Once a regional leader in agricultural production, Syria has been deeply impacted by conflict and by a changing climate. Millions of people have been displaced, which has left Syria’s agricultural sector in disrepair.

Farmers like Mustafa* have found themselves unable to afford the inputs they need to cultivate their land. For the past five years, he has suffered from this problem, even though his farm is the sole source of income for his family of 13 people.

After attending agricultural technical trainings at his local Siraj Center, one of eight such community livelihoods hubs in conflict-affected of Syria, Mustafa employed new technologies to bring his farm back into cultivation and increase its productivity. Mustafa worked with Siraj Center staff to determine a clean nitrogen fertilizer and herbicide to use in his fields, saving him valuable resources and optimizing his production. He recently harvested 575 kg of wheat per dunum across his 10 dunums of land, which yielded his family 1.6 million Syrian pounds in revenue.
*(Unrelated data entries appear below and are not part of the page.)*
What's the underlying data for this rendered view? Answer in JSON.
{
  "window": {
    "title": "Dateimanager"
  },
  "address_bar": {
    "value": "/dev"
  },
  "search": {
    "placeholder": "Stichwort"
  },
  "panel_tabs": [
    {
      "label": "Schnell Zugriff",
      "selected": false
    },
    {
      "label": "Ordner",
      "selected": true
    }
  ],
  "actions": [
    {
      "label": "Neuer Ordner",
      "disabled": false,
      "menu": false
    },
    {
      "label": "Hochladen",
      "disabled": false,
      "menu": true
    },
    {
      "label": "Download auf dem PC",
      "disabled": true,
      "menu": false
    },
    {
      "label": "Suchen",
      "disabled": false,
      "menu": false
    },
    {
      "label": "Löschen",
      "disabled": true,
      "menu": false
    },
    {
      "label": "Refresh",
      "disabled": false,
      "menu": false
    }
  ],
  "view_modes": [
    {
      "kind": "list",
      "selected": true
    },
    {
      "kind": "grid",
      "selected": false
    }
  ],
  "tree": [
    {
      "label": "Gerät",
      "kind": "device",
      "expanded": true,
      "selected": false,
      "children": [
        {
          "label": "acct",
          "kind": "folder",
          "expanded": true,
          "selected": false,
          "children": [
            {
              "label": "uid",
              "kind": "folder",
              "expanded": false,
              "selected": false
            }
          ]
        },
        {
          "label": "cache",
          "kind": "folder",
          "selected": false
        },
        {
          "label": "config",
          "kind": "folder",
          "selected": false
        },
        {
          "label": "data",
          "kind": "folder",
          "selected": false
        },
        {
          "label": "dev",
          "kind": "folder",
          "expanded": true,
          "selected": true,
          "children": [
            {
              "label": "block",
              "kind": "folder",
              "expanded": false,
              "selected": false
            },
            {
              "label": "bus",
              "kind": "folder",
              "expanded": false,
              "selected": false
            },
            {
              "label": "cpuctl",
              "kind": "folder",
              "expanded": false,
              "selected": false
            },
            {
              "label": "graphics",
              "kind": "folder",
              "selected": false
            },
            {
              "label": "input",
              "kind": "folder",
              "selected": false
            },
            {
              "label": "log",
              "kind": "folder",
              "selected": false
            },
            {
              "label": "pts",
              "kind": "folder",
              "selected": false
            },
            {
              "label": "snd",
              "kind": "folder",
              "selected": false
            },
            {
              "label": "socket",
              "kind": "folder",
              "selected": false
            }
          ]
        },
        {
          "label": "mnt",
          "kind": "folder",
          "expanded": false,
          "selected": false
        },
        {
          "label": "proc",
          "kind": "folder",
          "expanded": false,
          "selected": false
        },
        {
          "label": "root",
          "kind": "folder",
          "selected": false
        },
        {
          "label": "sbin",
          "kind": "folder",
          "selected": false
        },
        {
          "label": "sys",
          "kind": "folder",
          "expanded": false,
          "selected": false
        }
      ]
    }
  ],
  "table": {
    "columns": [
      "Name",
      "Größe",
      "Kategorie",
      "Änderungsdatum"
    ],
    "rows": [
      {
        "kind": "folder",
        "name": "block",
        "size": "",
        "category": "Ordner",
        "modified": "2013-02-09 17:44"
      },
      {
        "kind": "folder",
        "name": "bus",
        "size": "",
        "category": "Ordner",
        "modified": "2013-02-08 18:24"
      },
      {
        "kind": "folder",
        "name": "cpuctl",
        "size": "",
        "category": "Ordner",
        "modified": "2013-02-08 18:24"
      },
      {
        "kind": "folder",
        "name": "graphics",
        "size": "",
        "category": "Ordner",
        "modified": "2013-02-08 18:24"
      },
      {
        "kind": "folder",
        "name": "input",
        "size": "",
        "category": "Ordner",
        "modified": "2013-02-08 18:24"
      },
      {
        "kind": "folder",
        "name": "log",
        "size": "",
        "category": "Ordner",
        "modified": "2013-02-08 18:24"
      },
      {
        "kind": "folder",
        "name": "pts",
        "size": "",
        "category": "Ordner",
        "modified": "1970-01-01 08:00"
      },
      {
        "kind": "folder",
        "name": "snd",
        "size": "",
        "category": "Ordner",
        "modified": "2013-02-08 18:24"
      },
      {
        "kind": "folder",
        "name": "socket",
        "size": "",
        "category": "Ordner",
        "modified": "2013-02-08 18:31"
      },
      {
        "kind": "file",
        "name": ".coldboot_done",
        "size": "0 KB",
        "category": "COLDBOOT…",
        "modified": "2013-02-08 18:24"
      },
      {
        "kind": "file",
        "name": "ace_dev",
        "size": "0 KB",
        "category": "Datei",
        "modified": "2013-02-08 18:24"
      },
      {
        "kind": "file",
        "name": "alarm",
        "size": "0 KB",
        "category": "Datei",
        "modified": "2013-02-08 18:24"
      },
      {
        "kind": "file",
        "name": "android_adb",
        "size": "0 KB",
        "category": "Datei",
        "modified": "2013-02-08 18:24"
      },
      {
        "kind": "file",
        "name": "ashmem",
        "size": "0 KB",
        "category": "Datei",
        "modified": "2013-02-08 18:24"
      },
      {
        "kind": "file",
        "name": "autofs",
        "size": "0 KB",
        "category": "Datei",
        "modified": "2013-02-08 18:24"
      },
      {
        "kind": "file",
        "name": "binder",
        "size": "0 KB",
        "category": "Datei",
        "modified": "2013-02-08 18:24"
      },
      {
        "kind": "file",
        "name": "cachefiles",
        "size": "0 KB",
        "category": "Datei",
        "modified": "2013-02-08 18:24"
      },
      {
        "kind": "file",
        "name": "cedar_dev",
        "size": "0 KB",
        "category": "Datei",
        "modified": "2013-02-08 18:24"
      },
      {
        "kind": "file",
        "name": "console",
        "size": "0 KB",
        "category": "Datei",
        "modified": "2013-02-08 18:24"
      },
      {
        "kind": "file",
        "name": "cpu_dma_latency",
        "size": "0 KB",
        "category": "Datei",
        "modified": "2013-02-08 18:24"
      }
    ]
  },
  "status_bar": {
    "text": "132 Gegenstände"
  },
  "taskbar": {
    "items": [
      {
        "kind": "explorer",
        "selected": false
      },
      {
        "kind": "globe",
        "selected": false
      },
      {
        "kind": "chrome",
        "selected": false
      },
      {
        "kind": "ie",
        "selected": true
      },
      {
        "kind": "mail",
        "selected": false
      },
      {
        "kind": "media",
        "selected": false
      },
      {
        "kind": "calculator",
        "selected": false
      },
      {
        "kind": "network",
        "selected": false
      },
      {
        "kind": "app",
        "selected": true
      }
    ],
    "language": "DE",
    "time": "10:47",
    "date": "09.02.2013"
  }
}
He is not alone. Through USAID’s Advancing Agricultural Markets in Syria (AAMS) program, implemented by the Near East Foundation, farmers are using resources more efficiently, to produce more with less. They are installing ground water pumps and drip irrigation. And they are finding creative ways to diversify their incomes.

Musa, a barley producer, decided to pursue his dream of opening a tree nursery. With Siraj Center staff, he analyzed the costs and potential profit and decided to move forward, producing more than 7,000 seedlings. The proceeds from the sale of these seedlings amounted to 1,240,000 Syrian pounds. He is now preparing to install a drip irrigation network and looking ahead to the cultivation of fruit trees.

Tariq, a sheep farmer in northern Syria, started collecting crop residue and converting it into hay, to use for animal feed and to sell in winter when hay prices rise. After attending agricultural technical trainings at his local Siraj Center, Tariq received a grant which he used to conduct needed maintenance on two existing warehouses, replacing roofs and doors, allowing him to store the grain for future use and sale.

Abu Rahib used a grant from his Siraj Center to expand his land under cultivation and to purchase seeds and pesticides. These inputs improved his income, which then allowed him to invest in drip irrigation, a water tank, and a rotary tiller.

“This has helped me to more efficiently increase my farms output while reducing my physical effort” he said, adding “all of which has helped better my livelihood and the future outlook of my family.”

Today, Abu Ratib supplements his farm income by offering the services of his rotary tiller to neighboring farms. He earns 15,000 Syrian pounds per dunum tilled.

Abu Ratib, Tariq, Mustafa and Musa are four among 2,000 farmers AAMS has supported in their efforts to rebuild. The project has led to a nearly 40% increase in land cultivated by participating farmers, from 12,775 dunums to 17,789 dunums. It has also led to an average increase in participant income of 90% in Raqqa and of 64% in Hasakeh.

*All names have been changed to ensure anonymity.